La mala fe o el arte de mentirse a sí mismo


En la batalla de Azincourt (1415) los arqueros a pie ingleses hicieron la diferencia destruyendo a la infantería francesa gracias a sus arcos de 1.80 m. que disparaban a una distancia de 365 metros, no es difícil imaginar que muchos de los arqueros morían bajo la espada de la caballería antes de que la flecha llegara a destino. Unas semanas atrás mi pequeña sobrina me preguntó que era el sol y la conversación derivó en las estrellas en general y decantó en la probabilidad de que muchas de las que nos hacen de escenografía ya no existan. Es difícil dimensionar que ese haz de luz que vemos cada noche es el pasado de la estrella que ha viajado miles de años para llegar a la tierra y que en ese tiempo, como el arquero inglés, tal vez murió; sin embargo, nosotros la seguimos viendo ahí colgada, impoluta como una imagen divina. Es extraño pensar que noche tras noche estamos bajo un tapiz de probable mentira que ha sostenido la angustia de la humanidad, orientándola y dándole estructura a sus religiones y a su vida romántica.

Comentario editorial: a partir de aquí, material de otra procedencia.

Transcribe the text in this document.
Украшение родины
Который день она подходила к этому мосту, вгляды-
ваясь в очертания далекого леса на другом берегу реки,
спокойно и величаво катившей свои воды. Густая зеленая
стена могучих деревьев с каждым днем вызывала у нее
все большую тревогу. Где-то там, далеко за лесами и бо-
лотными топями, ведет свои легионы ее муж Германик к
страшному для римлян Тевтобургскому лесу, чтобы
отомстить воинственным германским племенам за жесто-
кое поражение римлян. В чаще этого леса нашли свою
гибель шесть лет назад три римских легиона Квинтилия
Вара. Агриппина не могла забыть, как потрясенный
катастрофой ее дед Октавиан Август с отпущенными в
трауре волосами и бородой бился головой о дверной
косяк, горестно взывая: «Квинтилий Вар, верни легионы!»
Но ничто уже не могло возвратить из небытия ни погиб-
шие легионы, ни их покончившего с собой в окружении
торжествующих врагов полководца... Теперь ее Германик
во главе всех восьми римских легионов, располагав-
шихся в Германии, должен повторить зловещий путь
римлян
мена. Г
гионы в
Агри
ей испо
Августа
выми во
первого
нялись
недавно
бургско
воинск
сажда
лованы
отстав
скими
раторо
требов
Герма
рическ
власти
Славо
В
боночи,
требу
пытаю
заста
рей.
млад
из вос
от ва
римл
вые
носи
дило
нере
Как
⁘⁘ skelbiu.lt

Cuando se miente se enuncia un hecho que no sucedió. Uno sabe con certeza absoluta que lo dicho no existe, pero lo afirma para un otro.  En la mentira siempre hay una duplicidad, incluso una complicidad inconsciente dentro de la cual uno engaña y el otro es engañado. Por ejemplo, un estudiante reprueba una materia y le dice a su padre que había estudiado, pero que el profesor lo odia y por eso lo reprobó cuando en realidad sabe que no había estudiado. Sin embargo, en “la mala fe”, concepto acuñado y desarrollado por Jean Paul Sartre esa duplicidad se da en la misma persona. Con “la mala fe” se afirma algo creyendo que es así, aunque no lo es. Dentro de la persona están dadas todas las condiciones para salir del engaño, pero decide descansar ahí. El sujeto prefiere no enterarse de la verdad, se la evita aunque se la tenga frente a frente y el análisis confirma que esa evitación se produce a manera de un mecanismo defensivo del psiquismo ante lo inminente de la angustia. Siguiendo el ejemplo del estudiante que va a rendir, en esta oportunidad leyó todo, pero no comprendió varios temas y al ser reprobado considera que el profesor lo odia, pero esta vez lo cree sinceramente porque está seguro de que su examen era perfecto. Además, de aceptar y comprender que se sostiene un autoengaño, estaríamos hablando de cinismo. Sartre, a la cabeza de todo el existencialismo francés, plantea que no somos lo que hemos vivido, porque eso ya pasó, ni tampoco somos lo que viviremos, porque no podemos ser algo que desconocemos si será, sino que somos “un proyecto”, el proyecto de vida en el que nos embarcamos. La mala fe está intrínsecamente relacionada con la fatalidad de ese proyecto porque nos convencemos de que la razón de nuestras pérdidas, de nuestros fracasos y de la inercia en que vivimos es causada por otros. La culpa es: de Dios, del destino, de una ex pareja, del vecino que arroja la basura a deshora, del clima, del político, de los que no trabajan, de los que trabajan, de los asesinos, de los ladrones, de los pozos de la calle, del tiempo que no alcanza, de los virus, del amor, de los hijos, de los padres, de Oliverio Girondo, de cualquiera. El proyecto es de uno mismo, uno siempre tiene la posibilidad de la libertad, de tomar una decisión de la que seremos por enteros responsables. Se es libertad en potencia. Al fin y al cabo eso somos, un proyecto de libertad, el haz de luz de alguna estrella, una flecha silbando en el aire. El resto es simplemente mala fe.